2. Strategic Updates and Business Highlights:

  • Promotions: Successful promotions included a buy-one-get-one Slam for $1, which drove traffic from new and lapsed customers. The introduction of four Slams under $10 also aimed to enhance value perception.
  • Keke's Breakfast Cafe: Achieved a 4% increase in same-restaurant sales, significantly outperforming the BBI Family Dining Index in Florida. The brand opened 8 new cafes in Q2 and refranchised 3 locations.
  • Digital Initiatives: A new points-based loyalty program is set to launch in Q3, aimed at enhancing customer engagement and driving repeat visits.
  • Restaurant Closures: Denny's closed 10 franchise restaurants, part of a strategy to improve overall brand health, which has led to a 5% increase in average unit volumes (AUVs) for remaining franchises.
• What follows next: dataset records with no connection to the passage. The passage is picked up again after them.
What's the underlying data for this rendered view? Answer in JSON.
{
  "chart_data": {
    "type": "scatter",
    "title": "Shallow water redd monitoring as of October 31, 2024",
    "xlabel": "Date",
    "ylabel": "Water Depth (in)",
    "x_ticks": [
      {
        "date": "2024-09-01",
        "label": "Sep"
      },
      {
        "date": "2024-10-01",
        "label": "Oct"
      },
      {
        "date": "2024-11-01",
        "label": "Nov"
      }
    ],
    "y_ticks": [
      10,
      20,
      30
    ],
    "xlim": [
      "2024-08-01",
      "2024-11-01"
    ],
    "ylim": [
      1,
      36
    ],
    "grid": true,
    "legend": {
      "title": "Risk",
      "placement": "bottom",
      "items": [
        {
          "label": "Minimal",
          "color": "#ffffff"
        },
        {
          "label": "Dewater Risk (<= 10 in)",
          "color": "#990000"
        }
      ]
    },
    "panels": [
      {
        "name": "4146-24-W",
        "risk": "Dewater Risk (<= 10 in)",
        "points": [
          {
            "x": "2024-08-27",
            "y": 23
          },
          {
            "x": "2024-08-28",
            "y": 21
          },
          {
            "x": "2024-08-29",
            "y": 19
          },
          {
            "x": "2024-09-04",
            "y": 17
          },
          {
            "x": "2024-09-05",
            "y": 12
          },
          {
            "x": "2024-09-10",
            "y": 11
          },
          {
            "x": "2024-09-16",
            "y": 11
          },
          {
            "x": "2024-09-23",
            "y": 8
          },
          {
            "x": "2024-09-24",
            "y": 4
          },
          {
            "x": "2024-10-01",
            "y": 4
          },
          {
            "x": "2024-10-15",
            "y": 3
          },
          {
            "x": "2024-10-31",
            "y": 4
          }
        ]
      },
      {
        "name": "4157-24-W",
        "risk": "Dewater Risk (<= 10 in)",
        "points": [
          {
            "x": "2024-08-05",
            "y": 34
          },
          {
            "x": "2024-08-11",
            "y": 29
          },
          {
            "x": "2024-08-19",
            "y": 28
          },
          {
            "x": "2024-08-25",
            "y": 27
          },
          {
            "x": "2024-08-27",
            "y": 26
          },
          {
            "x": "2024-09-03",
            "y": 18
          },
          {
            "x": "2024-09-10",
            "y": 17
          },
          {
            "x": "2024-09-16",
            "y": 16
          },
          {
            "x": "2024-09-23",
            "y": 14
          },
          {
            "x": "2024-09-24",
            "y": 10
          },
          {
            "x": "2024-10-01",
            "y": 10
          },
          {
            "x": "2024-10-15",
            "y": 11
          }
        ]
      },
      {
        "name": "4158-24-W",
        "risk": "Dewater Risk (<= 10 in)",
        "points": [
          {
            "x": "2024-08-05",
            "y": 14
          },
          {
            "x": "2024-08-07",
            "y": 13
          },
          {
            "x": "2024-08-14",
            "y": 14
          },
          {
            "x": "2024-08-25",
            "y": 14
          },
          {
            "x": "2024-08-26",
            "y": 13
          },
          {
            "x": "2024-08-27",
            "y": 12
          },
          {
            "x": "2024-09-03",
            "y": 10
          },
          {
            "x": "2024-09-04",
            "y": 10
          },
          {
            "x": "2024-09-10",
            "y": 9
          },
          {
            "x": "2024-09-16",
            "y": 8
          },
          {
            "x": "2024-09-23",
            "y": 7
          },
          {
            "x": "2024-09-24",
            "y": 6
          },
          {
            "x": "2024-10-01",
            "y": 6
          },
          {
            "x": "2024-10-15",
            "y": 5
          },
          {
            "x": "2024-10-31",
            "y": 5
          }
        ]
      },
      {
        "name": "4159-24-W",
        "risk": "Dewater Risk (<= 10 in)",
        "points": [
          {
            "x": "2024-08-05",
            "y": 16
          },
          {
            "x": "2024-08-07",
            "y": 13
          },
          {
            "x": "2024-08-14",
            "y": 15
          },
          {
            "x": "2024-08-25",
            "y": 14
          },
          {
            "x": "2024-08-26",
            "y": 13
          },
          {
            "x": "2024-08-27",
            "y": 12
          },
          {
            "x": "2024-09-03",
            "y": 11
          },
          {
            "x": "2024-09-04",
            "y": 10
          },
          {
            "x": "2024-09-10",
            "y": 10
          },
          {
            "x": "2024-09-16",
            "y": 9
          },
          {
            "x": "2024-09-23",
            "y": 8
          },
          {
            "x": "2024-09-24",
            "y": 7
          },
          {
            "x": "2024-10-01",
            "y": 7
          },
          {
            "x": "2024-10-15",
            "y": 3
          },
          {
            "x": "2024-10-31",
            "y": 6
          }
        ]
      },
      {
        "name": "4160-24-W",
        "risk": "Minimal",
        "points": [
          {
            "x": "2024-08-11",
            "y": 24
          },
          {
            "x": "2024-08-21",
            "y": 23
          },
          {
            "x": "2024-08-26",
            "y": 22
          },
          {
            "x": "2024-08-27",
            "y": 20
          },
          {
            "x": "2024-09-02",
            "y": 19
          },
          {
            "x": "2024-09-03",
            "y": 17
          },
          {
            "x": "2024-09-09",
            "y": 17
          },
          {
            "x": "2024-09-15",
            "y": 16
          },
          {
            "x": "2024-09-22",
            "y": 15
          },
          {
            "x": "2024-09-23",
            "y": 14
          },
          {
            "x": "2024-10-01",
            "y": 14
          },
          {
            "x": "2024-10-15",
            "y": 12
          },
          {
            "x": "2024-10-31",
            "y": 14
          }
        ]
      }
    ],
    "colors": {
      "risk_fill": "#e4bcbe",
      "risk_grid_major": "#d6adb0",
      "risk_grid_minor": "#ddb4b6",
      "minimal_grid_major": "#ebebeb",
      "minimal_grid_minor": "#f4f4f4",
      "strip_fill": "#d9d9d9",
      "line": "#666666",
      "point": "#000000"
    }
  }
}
3. Forward Guidance and Outlook:

  • Same-Restaurant Sales Guidance: The company reiterated its guidance, expecting to reach the low end of the same-restaurant sales range for the year, aided by digital enhancements and remodels.
  • New Openings: Anticipates 25 to 40 new openings in 2025, while also planning for 70 to 90 closures.
  • Cost Management: Expects commodity costs to rise by 3% to 5% and labor inflation between 2.5% and 3.5%. G&A expenses are projected to be between $80 million and $85 million.

4. Bad News, Challenges, or Points of Concern:

  • Consumer Environment: The company continues to face a volatile consumer environment, with household incomes under pressure and spending being selective.
  • Market Concentration Risks: Key markets like Los Angeles, San Francisco, Houston, and Phoenix, which represent about 30% of comp sales, experienced significant macroeconomic pressures, contributing to the decline in same-restaurant sales.
  • Margin Pressures: Adjusted company restaurant operating margin decreased to 11.5% from 12.9% year-over-year, impacted by rising product costs and inefficiencies in new cafe openings.

5. Notable Q&A Insights:

  • Sales Trends: July's sales have been volatile, but management remains optimistic about meeting guidance due to upcoming promotions and remodels.
  • Consumer Behavior: The increase in sales from the $50,000 to $70,000 income cohort was attributed to effective promotions and a focus on value.
  • Promotional Strategy: Management is considering the potential return of successful promotions like the BOGO Slam, depending on market conditions and margin considerations.
  • Keke's Performance: The brand's strong performance in new markets like Nashville and Dallas is encouraging, with expectations for continued growth as these locations mature.

Overall, while Denny's faces challenges from a volatile consumer environment and specific market pressures, strategic initiatives, particularly in digital engagement and value offerings, are expected to support recovery and growth in the coming quarters.